Buy your ticket here - http://roilisbon.eventbrite.com
Tags: Design, measuring, testing
The dilemma of visual convention vs. ground breaking new design seems to be a fearsome concern for usability specialists. In a recent blog post on the Concept 7 blog, Stefan Wobben quotes a paper by Luis Santa-Maria and Mary C. Dyson form the University of Reading that investigated the impact of violating visual conventions on user’s performance and orientation. Santa-Maria and Dyson explain:
“Although initially violating visual conventions might hinder user performance and leave users disoriented this experiment indicates their experiment indicates that these problems can be short-lived and users can adapt reasonably fast to a new set of visual conventions.”

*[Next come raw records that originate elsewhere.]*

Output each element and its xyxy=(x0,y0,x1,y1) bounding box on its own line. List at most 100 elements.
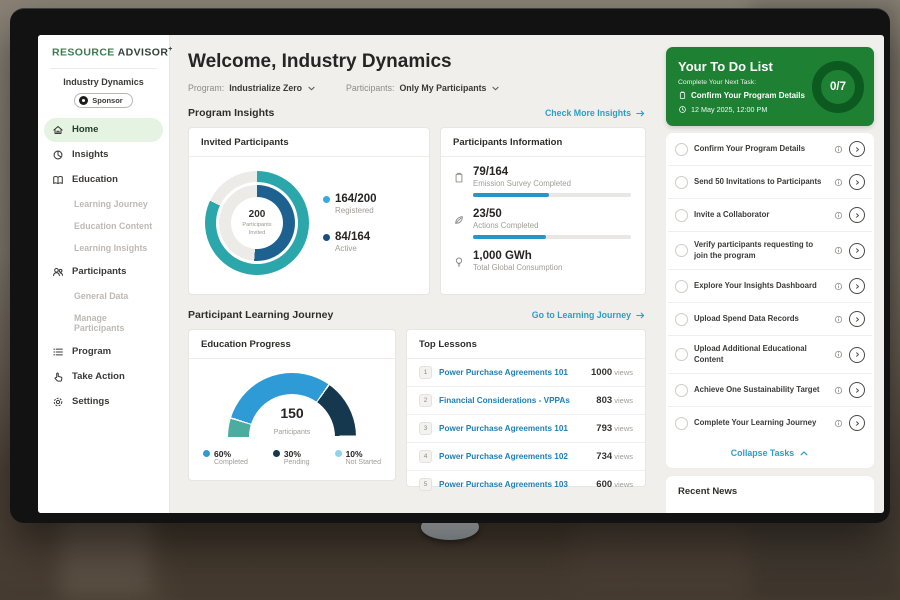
take-action-icon xyxy=(54,371,63,382)
task-checkbox[interactable] xyxy=(675,312,688,326)
legend-item-completed: 60% Completed xyxy=(203,449,248,466)
sidebar-item-general-data[interactable]: General Data xyxy=(74,290,129,301)
sidebar-item-insights[interactable]: Insights xyxy=(44,143,163,167)
todo-task-row[interactable]: Upload Spend Data Records xyxy=(668,303,872,337)
lesson-link[interactable]: Power Purchase Agreements 103 xyxy=(439,480,568,489)
program-filter-dropdown[interactable]: Program: Industrialize Zero xyxy=(188,83,316,93)
task-chevron-button[interactable] xyxy=(849,242,865,259)
sidebar-item-settings[interactable]: Settings xyxy=(44,390,163,414)
lesson-row: 5 Power Purchase Agreements 103 600 view… xyxy=(407,471,645,498)
task-checkbox[interactable] xyxy=(675,279,688,293)
info-icon[interactable] xyxy=(834,419,843,428)
arrow-right-icon xyxy=(636,312,645,318)
todo-task-row[interactable]: Complete Your Learning Journey xyxy=(668,407,872,439)
todo-task-row[interactable]: Verify participants requesting to join t… xyxy=(668,232,872,271)
collapse-tasks-link[interactable]: Collapse Tasks xyxy=(668,439,872,468)
lesson-row: 1 Power Purchase Agreements 101 1000 vie… xyxy=(407,359,645,387)
monitor-bezel: RESOURCE ADVISOR+ Industry Dynamics Spon… xyxy=(10,8,890,523)
sidebar-item-home[interactable]: Home xyxy=(44,117,163,142)
stat-emission-survey: 79/164 Emission Survey Completed xyxy=(441,157,645,199)
task-chevron-button[interactable] xyxy=(849,346,865,363)
task-checkbox[interactable] xyxy=(675,383,688,397)
task-chevron-button[interactable] xyxy=(849,174,865,190)
bulb-icon xyxy=(455,257,463,267)
chevron-right-icon xyxy=(855,146,859,152)
sidebar-item-learning-insights[interactable]: Learning Insights xyxy=(74,242,148,253)
chevron-right-icon xyxy=(855,387,859,393)
lesson-link[interactable]: Financial Considerations - VPPAs xyxy=(439,396,570,405)
sponsor-icon xyxy=(79,95,89,105)
task-chevron-button[interactable] xyxy=(849,382,865,399)
task-chevron-button[interactable] xyxy=(849,278,865,295)
lesson-link[interactable]: Power Purchase Agreements 101 xyxy=(439,368,568,377)
info-icon[interactable] xyxy=(834,386,843,395)
sidebar-item-education-content[interactable]: Education Content xyxy=(74,220,153,231)
task-chevron-button[interactable] xyxy=(849,311,865,328)
chevron-up-icon xyxy=(800,451,808,456)
lesson-row: 4 Power Purchase Agreements 102 734 view… xyxy=(407,443,645,471)
chevron-right-icon xyxy=(855,316,859,322)
todo-task-row[interactable]: Upload Additional Educational Content xyxy=(668,336,872,375)
task-checkbox[interactable] xyxy=(675,348,688,362)
task-checkbox[interactable] xyxy=(675,208,688,222)
donut-legend: 164/200 Registered 84/164 Active xyxy=(323,193,377,253)
task-chevron-button[interactable] xyxy=(849,141,865,157)
chevron-right-icon xyxy=(855,352,859,357)
chevron-down-icon xyxy=(492,86,500,90)
info-icon[interactable] xyxy=(834,315,843,324)
leaf-icon xyxy=(455,216,463,224)
todo-task-row[interactable]: Explore Your Insights Dashboard xyxy=(668,270,872,304)
clipboard-icon xyxy=(679,91,686,99)
task-checkbox[interactable] xyxy=(675,142,688,156)
info-icon[interactable] xyxy=(834,211,843,220)
todo-task-row[interactable]: Send 50 Invitations to Participants xyxy=(668,166,872,199)
gauge-center-label: 150 Participants xyxy=(273,405,311,436)
check-more-insights-link[interactable]: Check More Insights xyxy=(545,108,646,118)
registered-dot xyxy=(323,196,330,203)
gauge-legend: 60% Completed 30% Pending 10% Not Started xyxy=(189,439,395,466)
task-checkbox[interactable] xyxy=(675,244,688,258)
todo-title: Your To Do List xyxy=(678,59,773,74)
learning-journey-heading: Participant Learning Journey xyxy=(188,309,334,321)
go-to-learning-journey-link[interactable]: Go to Learning Journey xyxy=(532,310,646,320)
education-progress-title: Education Progress xyxy=(189,330,395,359)
task-checkbox[interactable] xyxy=(675,175,688,189)
task-checkbox[interactable] xyxy=(675,416,688,430)
todo-due-date: 12 May 2025, 12:00 PM xyxy=(678,105,806,114)
recent-news-title: Recent News xyxy=(678,486,738,498)
sidebar-item-program[interactable]: Program xyxy=(44,340,163,364)
program-insights-heading: Program Insights xyxy=(188,107,275,119)
lesson-link[interactable]: Power Purchase Agreements 101 xyxy=(439,424,568,433)
info-icon[interactable] xyxy=(834,350,843,359)
info-icon[interactable] xyxy=(834,145,843,154)
info-icon[interactable] xyxy=(834,246,843,255)
sidebar-item-education[interactable]: Education xyxy=(44,168,163,192)
participants-information-title: Participants Information xyxy=(441,128,645,157)
organization-name: Industry Dynamics xyxy=(63,76,144,87)
logo-plus: + xyxy=(168,46,173,53)
info-icon[interactable] xyxy=(834,178,843,187)
lesson-row: 2 Financial Considerations - VPPAs 803 v… xyxy=(407,387,645,415)
top-lessons-card: Top Lessons 1 Power Purchase Agreements … xyxy=(406,329,646,491)
app-logo: RESOURCE ADVISOR+ xyxy=(38,46,172,59)
not-started-dot xyxy=(334,450,342,457)
info-icon[interactable] xyxy=(834,282,843,291)
task-chevron-button[interactable] xyxy=(849,207,865,223)
legend-item-active: 84/164 Active xyxy=(323,231,377,253)
todo-task-row[interactable]: Achieve One Sustainability Target xyxy=(668,374,872,408)
lesson-link[interactable]: Power Purchase Agreements 102 xyxy=(439,452,568,461)
sidebar-item-learning-journey[interactable]: Learning Journey xyxy=(74,198,148,209)
lesson-row: 3 Power Purchase Agreements 101 793 view… xyxy=(407,415,645,443)
lesson-rank: 3 xyxy=(419,422,432,435)
todo-task-row[interactable]: Invite a Collaborator xyxy=(668,199,872,232)
sidebar-item-participants[interactable]: Participants xyxy=(44,260,163,284)
sidebar-item-take-action[interactable]: Take Action xyxy=(44,365,163,389)
logo-secondary: ADVISOR xyxy=(117,46,169,59)
participants-filter-dropdown[interactable]: Participants: Only My Participants xyxy=(346,83,500,93)
todo-task-row[interactable]: Confirm Your Program Details xyxy=(668,133,872,166)
task-chevron-button[interactable] xyxy=(849,415,865,432)
main-content: Welcome, Industry Dynamics Program: Indu… xyxy=(170,35,660,513)
sidebar-item-manage-participants[interactable]: Manage Participants xyxy=(74,312,125,333)
participants-information-card: Participants Information 79/164 Emission… xyxy=(440,127,646,295)
todo-next-task: Confirm Your Program Details xyxy=(678,91,806,100)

This is good to hear, yet its no news as such. If design had always only followed convention we would not have progressed from the written word to the printing press to computers and the internet.
“So the decision to whether conform or violate visual conventions when designing a website should ponder that although users might adapt quickly to novelty there is an initial performance hindrance and disorientation.”
They have a good point there in encouraging those violations. Too many studies focus on first time use, but not repeat users, how behaviour changes over time, and the experience and use of the system by expert users. A single lab study as a Q+A exercise just before the launch of your website is not going to do the trick in gaining this understanding. Usability is an ongoing process, not a one of label of approval. As Harry Brignal pointed out on his blog: “A UX designer’s job is never done.”
The one great thing about remote usability testing is that it is cost efficient and can therefore be carried out more often, than a lab study. Webnographer, as a remote usability testing tool, makes ongoing testing simple and affordable. It makes it easy to test the learning curve and behaviour and satisfaction of experienced users.
As Jared Spool explained back in 2003 small ongoing changes carry far less risk, then a major relaunch and re-design, which is very likely going to fail. As with the prinitng press, changes in improvements were small streched out over a lenght of time and we ented up with the internet, which makes the spreading of ideas and information easier than ever. For website design, the small changes allow you to measure the effect of that change on your users, and you will find out whether the change has made your site better or just different, and how it affects your users over time.